The output from the above program is identical to that from printfact.c.

It is important to realize that there is no array bound checking in C. If an array x is declared to have 100 elements then the compiler will reserve 100 contiguous, appropriately sized, slots in computer memory on its behalf. The contents of these slots can be accessed via expressions of the form x[i], where the integer i should lie in the range 0 to 99. As we have seen, the compiler interprets x[i] to mean the contents of the memory slot which is i slots along from the beginning of the array. Unfortunately, expressions such as x[100] or x[1000] are interpreted in a like manner, leading the compiler to instruct the executable to access memory slots which lie off the end of the memory block reserved for x. Obviously, accessing elements of an array which do not exist is going to produce some sort of error. Exactly what sort of error is very difficult to say--the program may crash, it may produce absurdly incorrect output, it may produce plausible but incorrect output, it may even produce correct output--it all depends on exactly what information is being stored in the memory locations surrounding the block of memory reserved for x.
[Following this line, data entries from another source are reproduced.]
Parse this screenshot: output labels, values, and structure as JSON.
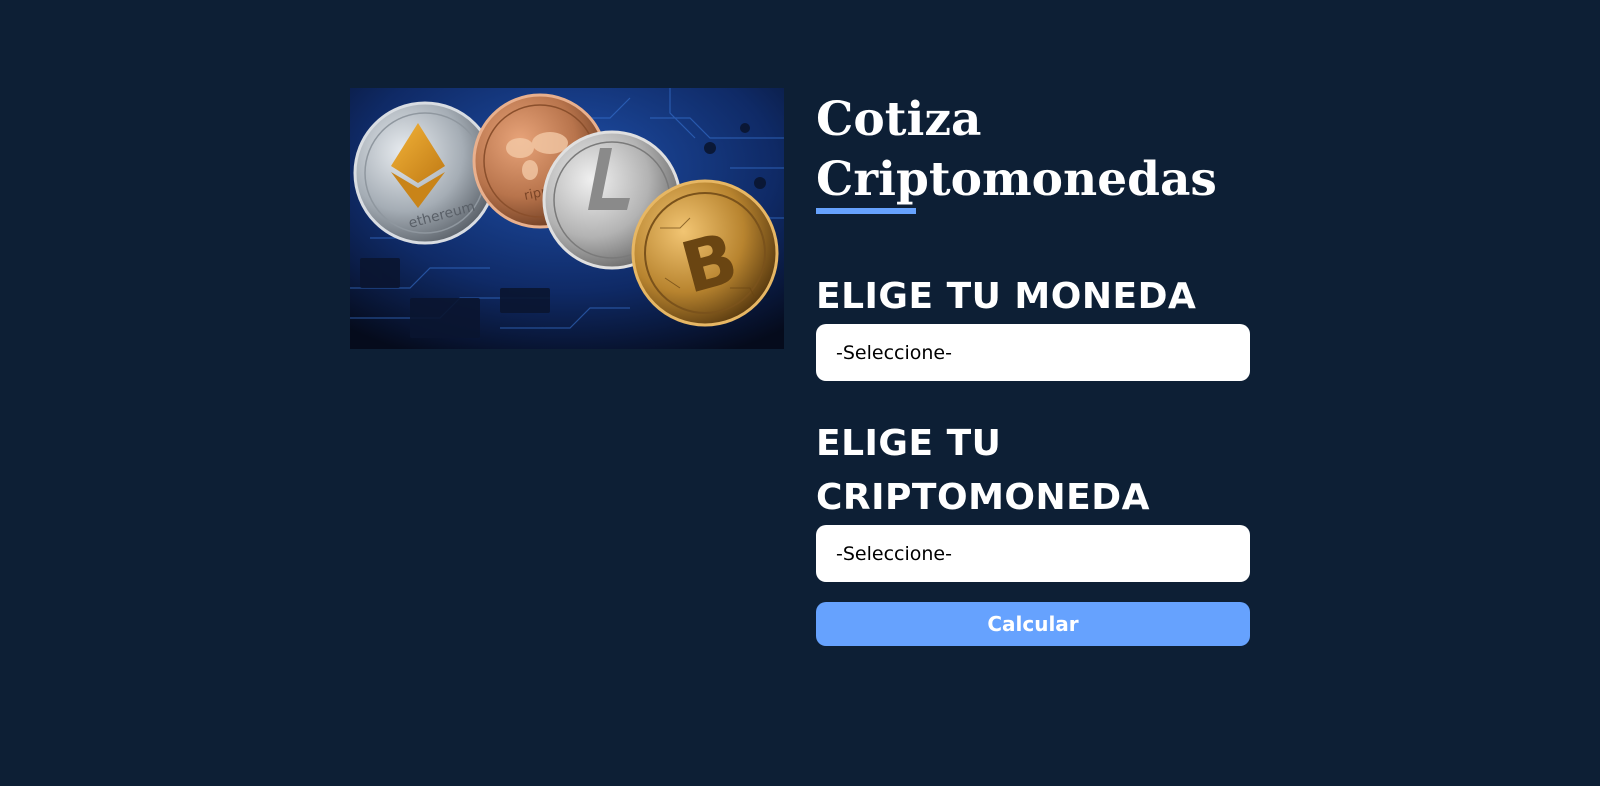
{
  "header": {
    "title": "Cotiza Criptomonedas",
    "accent_color": "#66a2fe"
  },
  "hero": {
    "image_icon": "crypto-coins-image"
  },
  "form": {
    "currency_label": "ELIGE TU MONEDA",
    "currency_selected": "-Seleccione-",
    "crypto_label": "ELIGE TU CRIPTOMONEDA",
    "crypto_selected": "-Seleccione-",
    "submit_label": "Calcular"
  },
  "theme": {
    "background": "#0d1f35",
    "button": "#66a2fe",
    "input_background": "#ffffff"
  }
}
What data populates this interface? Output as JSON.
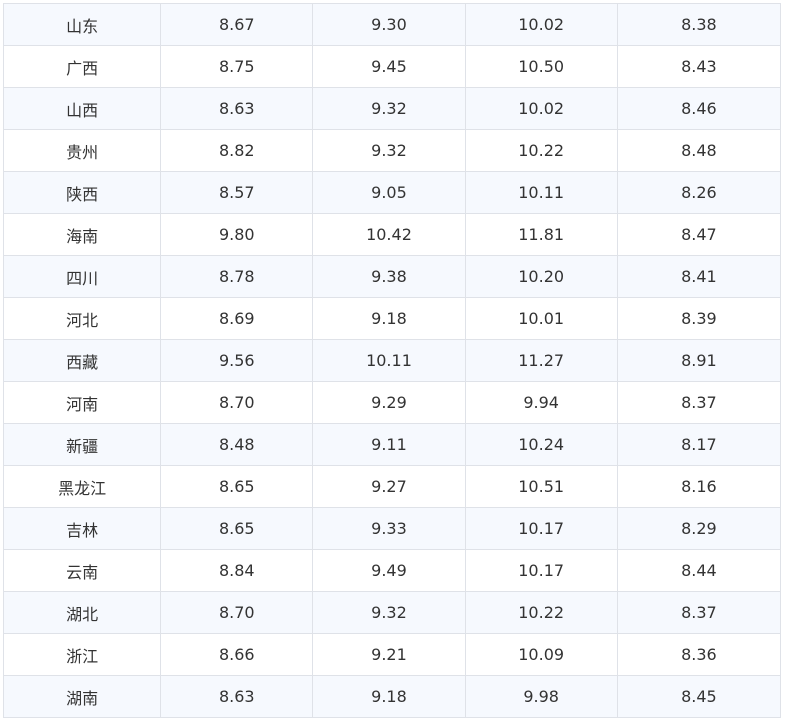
{
  "table": {
    "rows": [
      [
        "山东",
        "8.67",
        "9.30",
        "10.02",
        "8.38"
      ],
      [
        "广西",
        "8.75",
        "9.45",
        "10.50",
        "8.43"
      ],
      [
        "山西",
        "8.63",
        "9.32",
        "10.02",
        "8.46"
      ],
      [
        "贵州",
        "8.82",
        "9.32",
        "10.22",
        "8.48"
      ],
      [
        "陕西",
        "8.57",
        "9.05",
        "10.11",
        "8.26"
      ],
      [
        "海南",
        "9.80",
        "10.42",
        "11.81",
        "8.47"
      ],
      [
        "四川",
        "8.78",
        "9.38",
        "10.20",
        "8.41"
      ],
      [
        "河北",
        "8.69",
        "9.18",
        "10.01",
        "8.39"
      ],
      [
        "西藏",
        "9.56",
        "10.11",
        "11.27",
        "8.91"
      ],
      [
        "河南",
        "8.70",
        "9.29",
        "9.94",
        "8.37"
      ],
      [
        "新疆",
        "8.48",
        "9.11",
        "10.24",
        "8.17"
      ],
      [
        "黑龙江",
        "8.65",
        "9.27",
        "10.51",
        "8.16"
      ],
      [
        "吉林",
        "8.65",
        "9.33",
        "10.17",
        "8.29"
      ],
      [
        "云南",
        "8.84",
        "9.49",
        "10.17",
        "8.44"
      ],
      [
        "湖北",
        "8.70",
        "9.32",
        "10.22",
        "8.37"
      ],
      [
        "浙江",
        "8.66",
        "9.21",
        "10.09",
        "8.36"
      ],
      [
        "湖南",
        "8.63",
        "9.18",
        "9.98",
        "8.45"
      ]
    ]
  }
}
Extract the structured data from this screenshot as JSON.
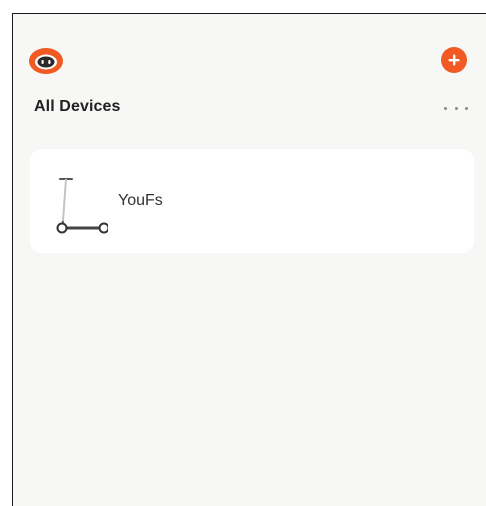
{
  "header": {
    "avatar_icon": "robot-face-icon",
    "add_icon": "plus-icon",
    "accent_color": "#f15a22"
  },
  "main": {
    "title": "All Devices",
    "more_icon": "ellipsis-icon",
    "devices": [
      {
        "name": "YouFs",
        "icon": "kick-scooter-icon"
      }
    ]
  }
}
This type of error can be extremely difficult to debug, since it may not be immediately apparent that something has gone wrong when the program is executed. It is, therefore, the programmer's responsibility to ensure that all references to array elements lie within the declared bounds of the associated arrays.

Let us now discuss multi-dimensional arrays in more detail. The elements of a multi-dimensional array are stored contiguously in a block of computer memory. In scanning across this block, from its start to its end, the order of storage is such than the last subscript of the array varies most rapidly whilst the first varies least rapidly. For instance, the elements of the two-dimensional array x[2][2] are stored in the order: x[0][0], x[0][1], x[1][0], x[1][1]. The elements of a multi-dimensional array can only be addressed if the program is explicitly told the size of the array in its second, third, etc. dimensions. It is, therefore, not surprising to learn that when a multi-dimensional array is passed to a function, as an argument, then the associated argument declaration within the function definition must include explicit size declarations in all of the subscript positions except the first. The same is true for a multi-dimensional array argument appearing in a function prototype.